Reading Winthrop Quigley’s column today in the Albuquerque Journal about the conflicting best and worst states in terms of taxation is a less-than-enlightening exercise. The article notes New Mexico’s relatively good performance on a Kiplinger’s report on taxes and compares it with our performance on a separate report by Tax Foundation.
For starters, focusing on taxes alone is somewhat misguided if you are trying to understand economic growth. Overall economic freedom which includes regulations and overall property rights is a far better measure of a state’s likely economic prowess.
Secondly, as Richard Anklam notes, methodology and priorities are important. I can’t really figure out what Kiplinger’s is measuring and Quigley fails to mention that the Tax Foundation report measures business taxation, not overall taxes. According to the Federation of Tax Administrators report on tax burdens as a percent of income, New Mexico is 14th.
Lastly, what you tax matters.

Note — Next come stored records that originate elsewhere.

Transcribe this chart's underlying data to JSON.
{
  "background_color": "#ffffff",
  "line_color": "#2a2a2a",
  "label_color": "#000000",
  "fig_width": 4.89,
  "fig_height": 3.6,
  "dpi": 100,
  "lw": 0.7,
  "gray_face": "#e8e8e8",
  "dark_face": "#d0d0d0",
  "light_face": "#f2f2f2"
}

If you want more of something, tax it less, if you want less of something, tax it more. New Mexico needs more people working and building private sector businesses, and fewer receiving government benefits. As Art Laffer and Stephen Moore pointed out in a Rio Grande Foundation report, states that refrain from taxing personal income experience much faster growth than those that heavily tax work.
Need more evidence? Just look at the economic growth taking place in Texas!